Long term, there is no other way to provide quality care – at affordable costs – to all in need. This understanding has to be embraced as a state and acted upon if we are to make suitable progress toward Vermont being not only a healthy state, but a prosperous one. Wellness is as much an economic development tool as affordability; in fact, it’s the twin side of the same coin. Here is what’s encouraging: The structure of that sought-after partnership is already in place. It’s called RiseVT. It’s a community collaborative that has been in development for four years and implemented for the past two years in northwestern Vermont.

It’s an empirically-based collaborative that focuses on results that can be measured and built upon. A key partner for RiseVT has been the France-based EPODE (Ensemble Prévenons l’ObésitéDes Enfants), which has spread to 29 nations with a proven record of driving down childhood obesity rates. This coming school year, that partnership will be on display as over 2,000 preK-middle school students from Franklin and Grand Isle counties, in collaboration with the health department, collect one simple measure (BMI), to gauge improvement as RiseVT pursues its healthy lifestyles initiative.

Can you imagine the value of partnerships that would extend this data-based effort throughout all of Vermont?

That’s the objective. Wellness – or public health – is something that has to be embraced at individual and community levels. It has to be promoted in specific settings, like schools, workplaces, residential areas, state and local government and, yes, hospitals. It has to be built into all policies if the eventual outcome – fewer people with chronic illnesses and the delayed onset of illness – is to be achieved.  This is the only way to truly bend the cost curve for delivering healthcare.

Vermont is in an enviable position to get this done.

Consider state government as one of RiseVT’s most important partners. The Agency of Human Services – with former Green Mountain Care Board chairman Al Gobeille at the helm – is the largest agency in state government and arguably in touch with more Vermonters in a healthcare-related way than any other organization, with the possible exception of the state’s 13 hospitals.

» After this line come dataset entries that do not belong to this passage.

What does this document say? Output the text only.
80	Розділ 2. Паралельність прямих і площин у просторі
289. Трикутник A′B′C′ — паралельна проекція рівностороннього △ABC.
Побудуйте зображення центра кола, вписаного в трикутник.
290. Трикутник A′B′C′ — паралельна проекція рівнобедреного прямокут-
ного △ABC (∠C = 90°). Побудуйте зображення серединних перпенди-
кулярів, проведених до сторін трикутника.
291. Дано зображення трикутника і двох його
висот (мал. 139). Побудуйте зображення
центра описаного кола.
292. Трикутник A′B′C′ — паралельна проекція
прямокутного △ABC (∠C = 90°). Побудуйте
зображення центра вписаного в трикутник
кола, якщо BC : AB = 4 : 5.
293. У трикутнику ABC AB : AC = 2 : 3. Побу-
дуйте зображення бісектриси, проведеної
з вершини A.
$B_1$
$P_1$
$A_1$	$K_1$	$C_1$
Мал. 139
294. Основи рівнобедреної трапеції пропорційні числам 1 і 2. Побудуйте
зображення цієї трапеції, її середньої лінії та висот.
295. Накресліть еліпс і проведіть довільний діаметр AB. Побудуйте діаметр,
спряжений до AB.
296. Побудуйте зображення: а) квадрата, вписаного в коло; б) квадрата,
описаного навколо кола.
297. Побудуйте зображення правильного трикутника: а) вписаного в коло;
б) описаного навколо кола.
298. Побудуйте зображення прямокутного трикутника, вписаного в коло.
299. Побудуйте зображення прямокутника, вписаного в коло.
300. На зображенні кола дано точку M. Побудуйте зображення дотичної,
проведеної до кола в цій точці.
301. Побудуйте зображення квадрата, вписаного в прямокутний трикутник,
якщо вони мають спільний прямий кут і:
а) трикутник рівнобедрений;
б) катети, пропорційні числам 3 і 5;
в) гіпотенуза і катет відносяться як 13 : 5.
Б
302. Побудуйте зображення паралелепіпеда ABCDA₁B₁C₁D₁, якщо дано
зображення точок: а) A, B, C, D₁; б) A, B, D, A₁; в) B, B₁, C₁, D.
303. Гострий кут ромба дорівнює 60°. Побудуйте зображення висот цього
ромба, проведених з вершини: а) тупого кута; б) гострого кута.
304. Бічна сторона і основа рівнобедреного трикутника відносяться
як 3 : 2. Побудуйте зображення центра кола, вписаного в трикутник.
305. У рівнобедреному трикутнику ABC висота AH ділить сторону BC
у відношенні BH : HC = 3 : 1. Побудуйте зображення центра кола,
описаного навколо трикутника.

And Mr. Gobeille was RiseVT’s champion when it was brought before the board for funding. He gets it. He saw the need and the opportunity, and with the support of GMCB membership, he urged the wellness campaign to be pushed to all corners of the state.

The promotion of public health is more pertinent today than it’s ever been, partly because of the “triple burden of diseases,” meaning the ongoing battle against communicable diseases, newly emerging diseases and the unprecedented rise of noncommunicable chronic diseases. It’s not debatable. The adverse effects of sedentary lifestyles, poor nutrition, poverty, addiction and social and mental well-being are taking an increasing toll.

What’s essential is building enough trust in a wellness setting that individuals and communities are empowered to take actions to promote their own health.  We want to get to a point where health is not the objective of living; rather, health is the resource for how we live our lives. Living healthy is the new norm. The difference is vast, and the opportunities that come with it, equally so.

To get there, we need partners. We need funding flexibility from the state as well as our private partners to put RiseVT in place for the greater good.  It is a fraction of the pricetag we are spending now to treat disease.  Pennies spent now will save countless dollars later. It is time to invest in this future.

That’s the RiseVT promise.

Eileen Whalen is president and COO of the University of Vermont Medical Center, Jill Berry Bowen is CEO of Northwestern Medical Center, Don George is CEO of Blue Cross/Blue Shield Vermont and Todd Moore is CEO of OneCare Vermont.